На это Селест возразить было нечего. Она нарушила устав легиона, а значит, могла быть подвергнута наказанию: убирать конюшни, начищать оружие или чем там занимались провинившиеся полубоги. Селест не знала не потому, что никогда не наршула правил, а потому, что её брат был офицером, и ее наказания были другими, наказаниям она подвергала себя сама, все годы войны вызываясь в разведку, лишь бы Джейсон был подготовлен и пострадал не так сильно. И всё-таки она не спасла его.

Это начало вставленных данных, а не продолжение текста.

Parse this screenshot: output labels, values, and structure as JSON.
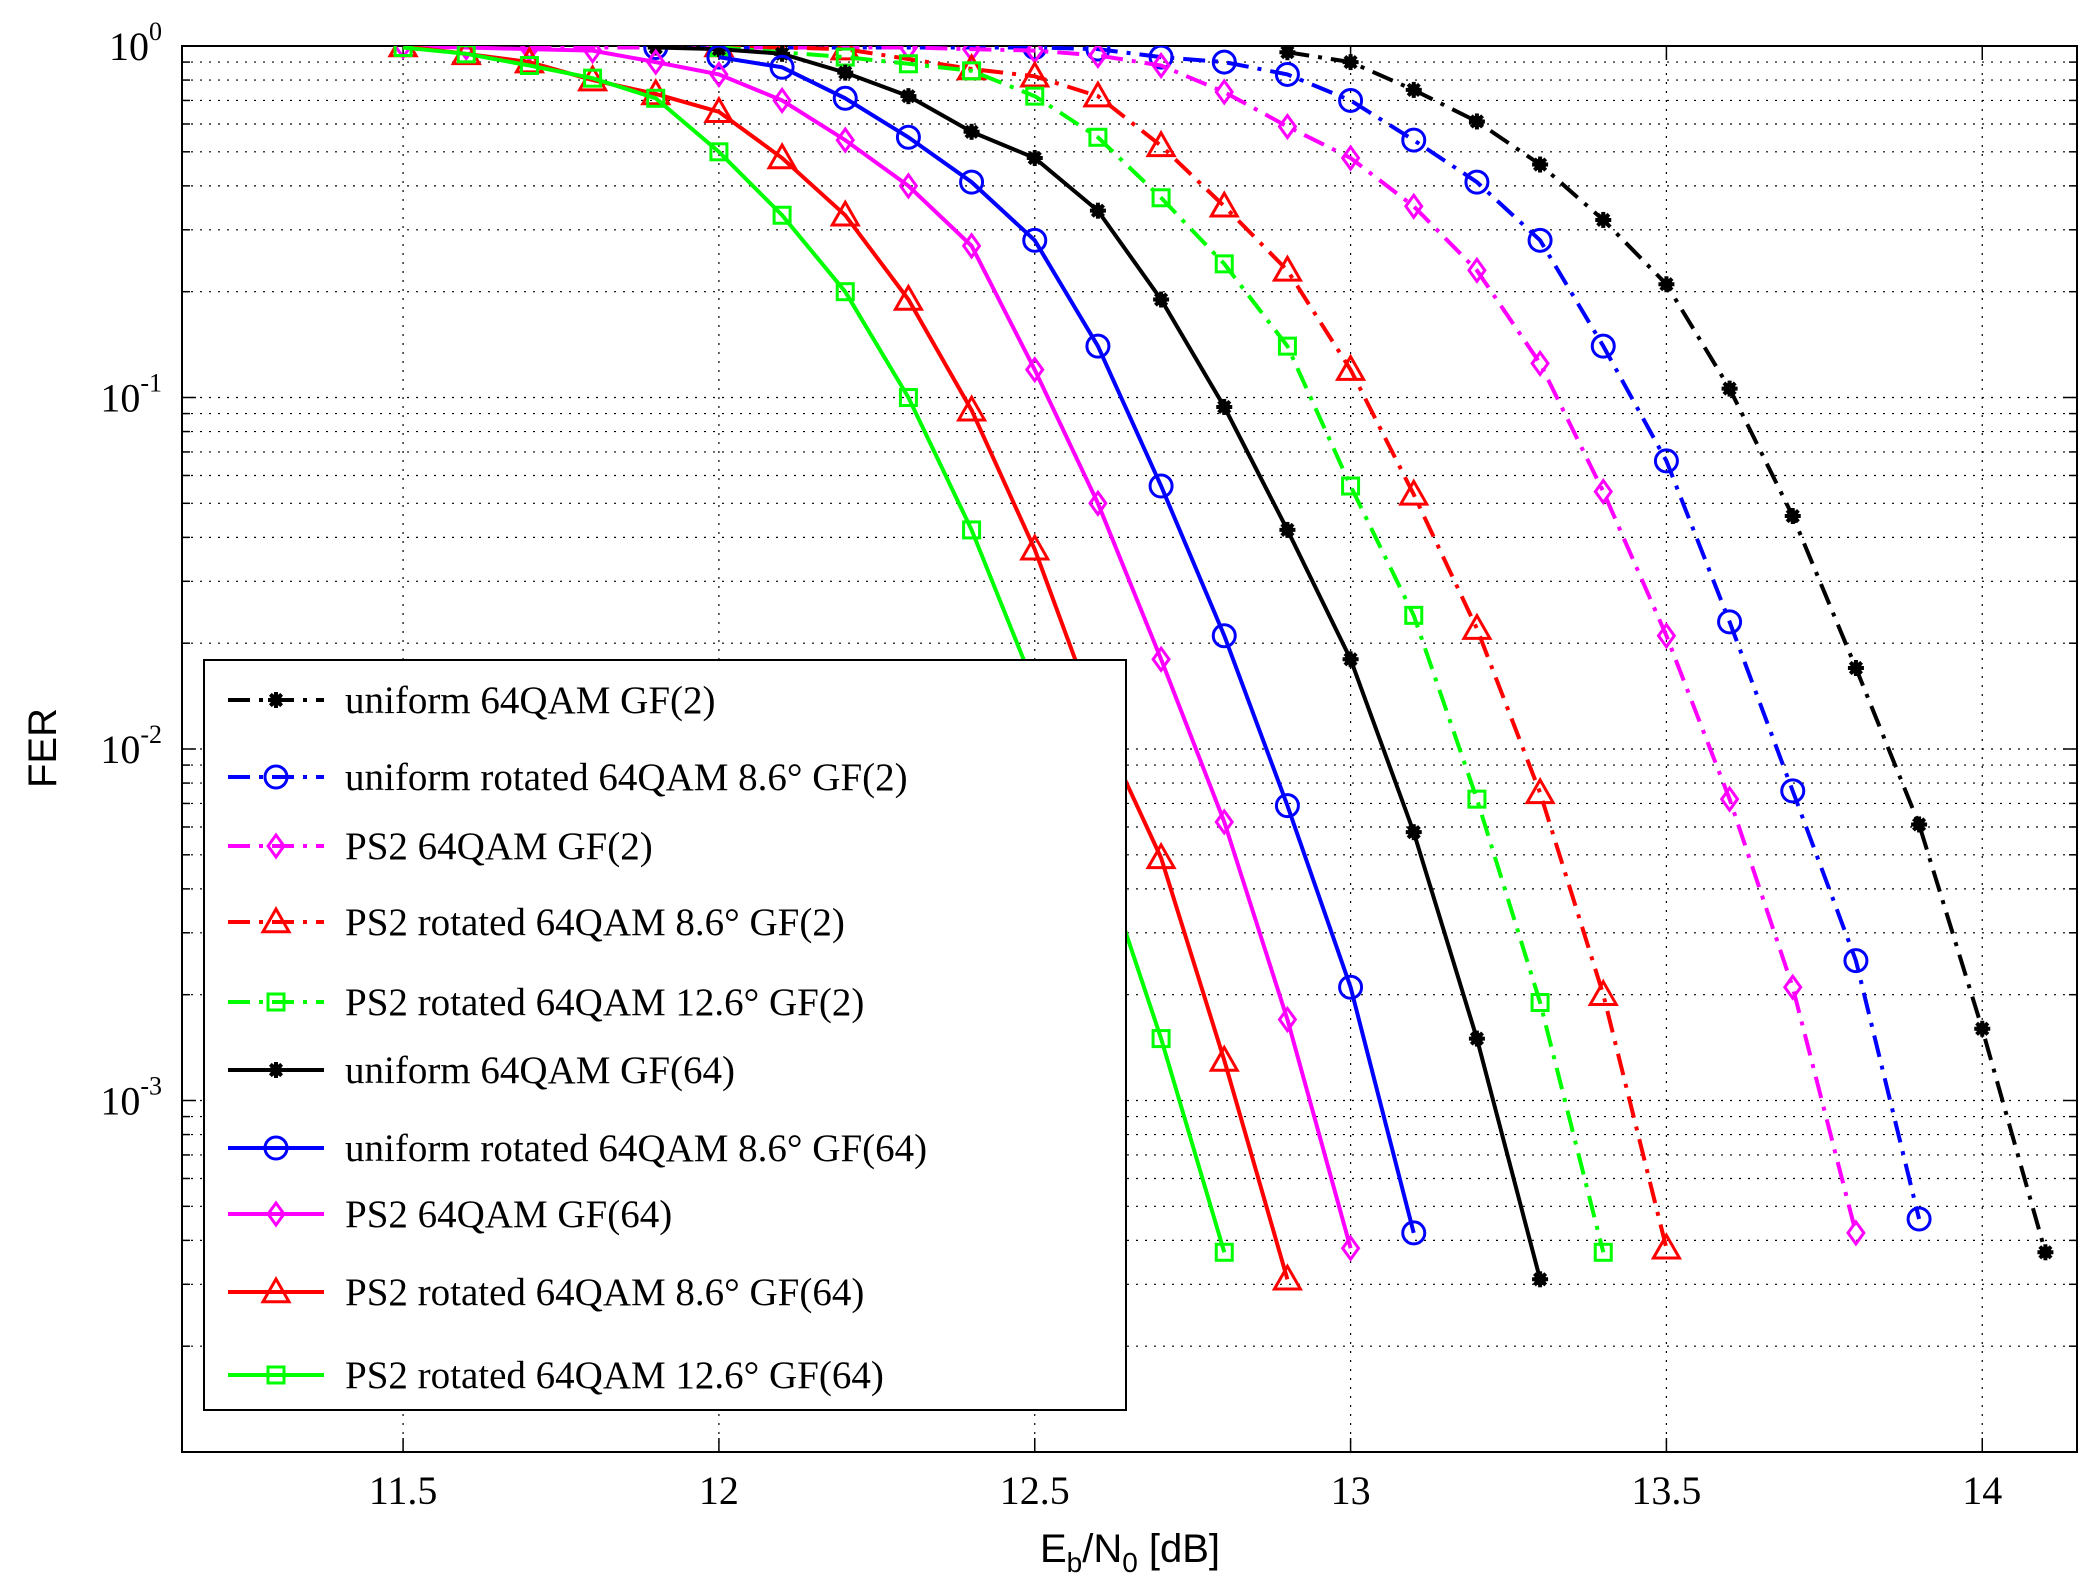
{
  "chart_data": {
    "type": "line",
    "title": "",
    "xlabel": {
      "base": "E",
      "sub1": "b",
      "mid": "/N",
      "sub2": "0",
      "tail": " [dB]"
    },
    "ylabel": "FER",
    "xlim": [
      11.15,
      14.15
    ],
    "ylim": [
      0.0001,
      1
    ],
    "yscale": "log",
    "grid": true,
    "legend_position": "bottom-left",
    "xticks": [
      "11.5",
      "12",
      "12.5",
      "13",
      "13.5",
      "14"
    ],
    "yticks": [
      {
        "base": "10",
        "exp": "0",
        "value": 1
      },
      {
        "base": "10",
        "exp": "-1",
        "value": 0.1
      },
      {
        "base": "10",
        "exp": "-2",
        "value": 0.01
      },
      {
        "base": "10",
        "exp": "-3",
        "value": 0.001
      }
    ],
    "series": [
      {
        "name": "uniform 64QAM GF(2)",
        "color": "#000000",
        "dash": "dashdot",
        "marker": "star",
        "x": [
          12.9,
          13.0,
          13.1,
          13.2,
          13.3,
          13.4,
          13.5,
          13.6,
          13.7,
          13.8,
          13.9,
          14.0,
          14.1
        ],
        "y": [
          0.96,
          0.9,
          0.75,
          0.61,
          0.46,
          0.32,
          0.21,
          0.106,
          0.046,
          0.017,
          0.0061,
          0.0016,
          0.00037
        ]
      },
      {
        "name": "uniform rotated 64QAM  8.6° GF(2)",
        "color": "#0000ff",
        "dash": "dashdot",
        "marker": "circle",
        "x": [
          11.9,
          12.5,
          12.6,
          12.7,
          12.8,
          12.9,
          13.0,
          13.1,
          13.2,
          13.3,
          13.4,
          13.5,
          13.6,
          13.7,
          13.8,
          13.9
        ],
        "y": [
          0.99,
          0.99,
          0.98,
          0.93,
          0.9,
          0.83,
          0.7,
          0.54,
          0.41,
          0.28,
          0.14,
          0.066,
          0.023,
          0.0076,
          0.0025,
          0.00046
        ]
      },
      {
        "name": "PS2 64QAM GF(2)",
        "color": "#ff00ff",
        "dash": "dashdot",
        "marker": "diamond",
        "x": [
          11.7,
          12.3,
          12.4,
          12.5,
          12.6,
          12.7,
          12.8,
          12.9,
          13.0,
          13.1,
          13.2,
          13.3,
          13.4,
          13.5,
          13.6,
          13.7,
          13.8
        ],
        "y": [
          0.99,
          0.99,
          0.98,
          0.97,
          0.94,
          0.88,
          0.74,
          0.59,
          0.48,
          0.35,
          0.23,
          0.125,
          0.054,
          0.021,
          0.0072,
          0.0021,
          0.00042
        ]
      },
      {
        "name": "PS2 rotated 64QAM  8.6° GF(2)",
        "color": "#ff0000",
        "dash": "dashdot",
        "marker": "triangle",
        "x": [
          12.0,
          12.2,
          12.4,
          12.5,
          12.6,
          12.7,
          12.8,
          12.9,
          13.0,
          13.1,
          13.2,
          13.3,
          13.4,
          13.5
        ],
        "y": [
          1.0,
          0.98,
          0.86,
          0.82,
          0.72,
          0.52,
          0.35,
          0.23,
          0.12,
          0.053,
          0.022,
          0.0075,
          0.002,
          0.00038
        ]
      },
      {
        "name": "PS2 rotated 64QAM  12.6° GF(2)",
        "color": "#00ff00",
        "dash": "dashdot",
        "marker": "square",
        "x": [
          12.0,
          12.2,
          12.3,
          12.4,
          12.5,
          12.6,
          12.7,
          12.8,
          12.9,
          13.0,
          13.1,
          13.2,
          13.3,
          13.4
        ],
        "y": [
          0.99,
          0.93,
          0.89,
          0.85,
          0.72,
          0.55,
          0.37,
          0.24,
          0.14,
          0.056,
          0.024,
          0.0072,
          0.0019,
          0.00037
        ]
      },
      {
        "name": "uniform 64QAM GF(64)",
        "color": "#000000",
        "dash": "solid",
        "marker": "star",
        "x": [
          11.9,
          12.0,
          12.1,
          12.2,
          12.3,
          12.4,
          12.5,
          12.6,
          12.7,
          12.8,
          12.9,
          13.0,
          13.1,
          13.2,
          13.3
        ],
        "y": [
          0.99,
          0.98,
          0.95,
          0.84,
          0.72,
          0.57,
          0.48,
          0.34,
          0.19,
          0.094,
          0.042,
          0.018,
          0.0058,
          0.0015,
          0.00031
        ]
      },
      {
        "name": "uniform rotated 64QAM  8.6° GF(64)",
        "color": "#0000ff",
        "dash": "solid",
        "marker": "circle",
        "x": [
          12.0,
          12.1,
          12.2,
          12.3,
          12.4,
          12.5,
          12.6,
          12.7,
          12.8,
          12.9,
          13.0,
          13.1
        ],
        "y": [
          0.93,
          0.87,
          0.71,
          0.55,
          0.41,
          0.28,
          0.14,
          0.056,
          0.021,
          0.0069,
          0.0021,
          0.00042
        ]
      },
      {
        "name": "PS2 64QAM GF(64)",
        "color": "#ff00ff",
        "dash": "solid",
        "marker": "diamond",
        "x": [
          11.5,
          11.6,
          11.7,
          11.8,
          11.9,
          12.0,
          12.1,
          12.2,
          12.3,
          12.4,
          12.5,
          12.6,
          12.7,
          12.8,
          12.9,
          13.0
        ],
        "y": [
          1.0,
          0.99,
          0.98,
          0.97,
          0.9,
          0.83,
          0.7,
          0.54,
          0.4,
          0.27,
          0.12,
          0.05,
          0.018,
          0.0062,
          0.0017,
          0.00038
        ]
      },
      {
        "name": "PS2 rotated 64QAM  8.6° GF(64)",
        "color": "#ff0000",
        "dash": "solid",
        "marker": "triangle",
        "x": [
          11.5,
          11.6,
          11.7,
          11.8,
          11.9,
          12.0,
          12.1,
          12.2,
          12.3,
          12.4,
          12.5,
          12.6,
          12.7,
          12.8,
          12.9
        ],
        "y": [
          1.0,
          0.95,
          0.9,
          0.8,
          0.73,
          0.65,
          0.48,
          0.33,
          0.19,
          0.092,
          0.037,
          0.012,
          0.0049,
          0.0013,
          0.00031
        ]
      },
      {
        "name": "PS2 rotated 64QAM  12.6° GF(64)",
        "color": "#00ff00",
        "dash": "solid",
        "marker": "square",
        "x": [
          11.5,
          11.6,
          11.7,
          11.8,
          11.9,
          12.0,
          12.1,
          12.2,
          12.3,
          12.4,
          12.5,
          12.6,
          12.7,
          12.8
        ],
        "y": [
          0.99,
          0.95,
          0.88,
          0.81,
          0.71,
          0.5,
          0.33,
          0.2,
          0.1,
          0.042,
          0.015,
          0.0052,
          0.0015,
          0.00037
        ]
      }
    ]
  }
}
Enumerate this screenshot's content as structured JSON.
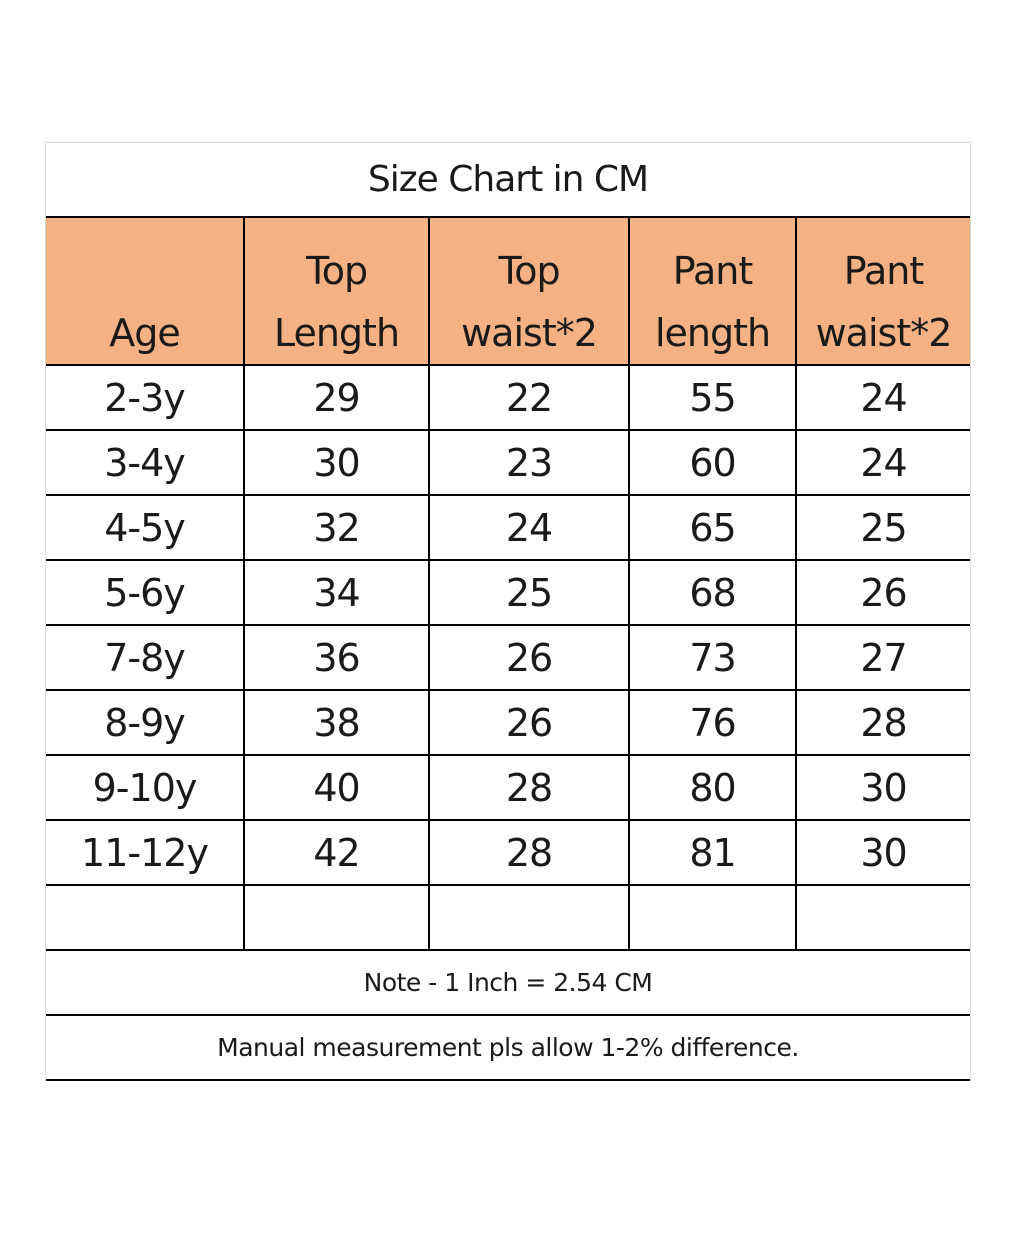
{
  "title": "Size Chart in CM",
  "headers": [
    [
      "",
      "Age"
    ],
    [
      "Top",
      "Length"
    ],
    [
      "Top",
      "waist*2"
    ],
    [
      "Pant",
      "length"
    ],
    [
      "Pant",
      "waist*2"
    ]
  ],
  "rows": [
    [
      "2-3y",
      "29",
      "22",
      "55",
      "24"
    ],
    [
      "3-4y",
      "30",
      "23",
      "60",
      "24"
    ],
    [
      "4-5y",
      "32",
      "24",
      "65",
      "25"
    ],
    [
      "5-6y",
      "34",
      "25",
      "68",
      "26"
    ],
    [
      "7-8y",
      "36",
      "26",
      "73",
      "27"
    ],
    [
      "8-9y",
      "38",
      "26",
      "76",
      "28"
    ],
    [
      "9-10y",
      "40",
      "28",
      "80",
      "30"
    ],
    [
      "11-12y",
      "42",
      "28",
      "81",
      "30"
    ],
    [
      "",
      "",
      "",
      "",
      ""
    ]
  ],
  "notes": [
    "Note - 1 Inch = 2.54 CM",
    "Manual measurement pls allow 1-2% difference."
  ],
  "colors": {
    "header_fill": "#f4b183",
    "grid_line": "#000000",
    "outer_border": "#d9d9d9"
  }
}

Селест откинулась назад, упираясь головой в колени подошедшей поближе Рейны. Она подняла взгляд вверх и встретилась с глазами, такими же уставшими, как и у всего офицерского состава. Куда там, даже простые легионеры из других когорт переживали, чувствуя, что за пропажей Джейсона кроется что-то страшное, а пятая когорта, которая считала Джейсона чуть ли не младшим братом, и все офицеры, для которых он таковым и был, изводили себя.

— Я не могу туда пойти, — Селест не знала, почему она призналась. Потому что устала делать вид, что все хорошо? Потому что Джейсон был ее братом, и в груди заворачивалась зависть, когда подавленное состояние не скрывали их однокогортцы, а она, его самая близкая людиня, не имела права это показать? Потому что последняя сигарета была безбожно намочена, и Селест не могла закурить, как и молчать не могла?

Рейна кивнула. Селест догадывалась: она тоже не может больше находиться в офицерском бараке, наблюдая, как дверь в комнату Джейсона не открывается все больше и больше времени. И с каждым днём, как из этой комнаты не раздается звуков, все кажется еще хуже, и все чаще в воздухе начинает витать неопределенное "а вдруг он..".

Они даже в мыслях не могут это произнести.

— Я не могу зайти в принципию. Хотела поработать здесь, но снег... Документы поплывут, — голос Рейны дрогнул, а руки легли на голову Селест, перебирая ее волосы.

— А много их?

— Очень, я не садилась уже дня четыре, просто не могу, до тошноты плохо, и в голове только о нем мысли. — Руки замерли. Говорить о чувствах было тяжело: Рейна была офицеркой, а Селест — дочерью большой тройки, они не имели права показывать слабость, однако война их научила, что иногда стоит рассказать о страхах самым близким, иначе позже узнают все.

— Я могу помочь? Так уж и быть, даже сохраню в тайне все секреты легиона.

Рейна хмыкнула.

— Я буду не против, но где...

Селест заводила руками по куртке, веря, что в каком-то из карманов она будет. И в самом деле в нагрудном кармане оказалась связка целой кучи ключей, которые ей пару лет назад дала "на всякий случай" учительница риторики.

— Но за печеньем к чаю придется заглянуть в магазин, по-моему Октавиан вчера на перемене прикончил последнюю пачку в классе.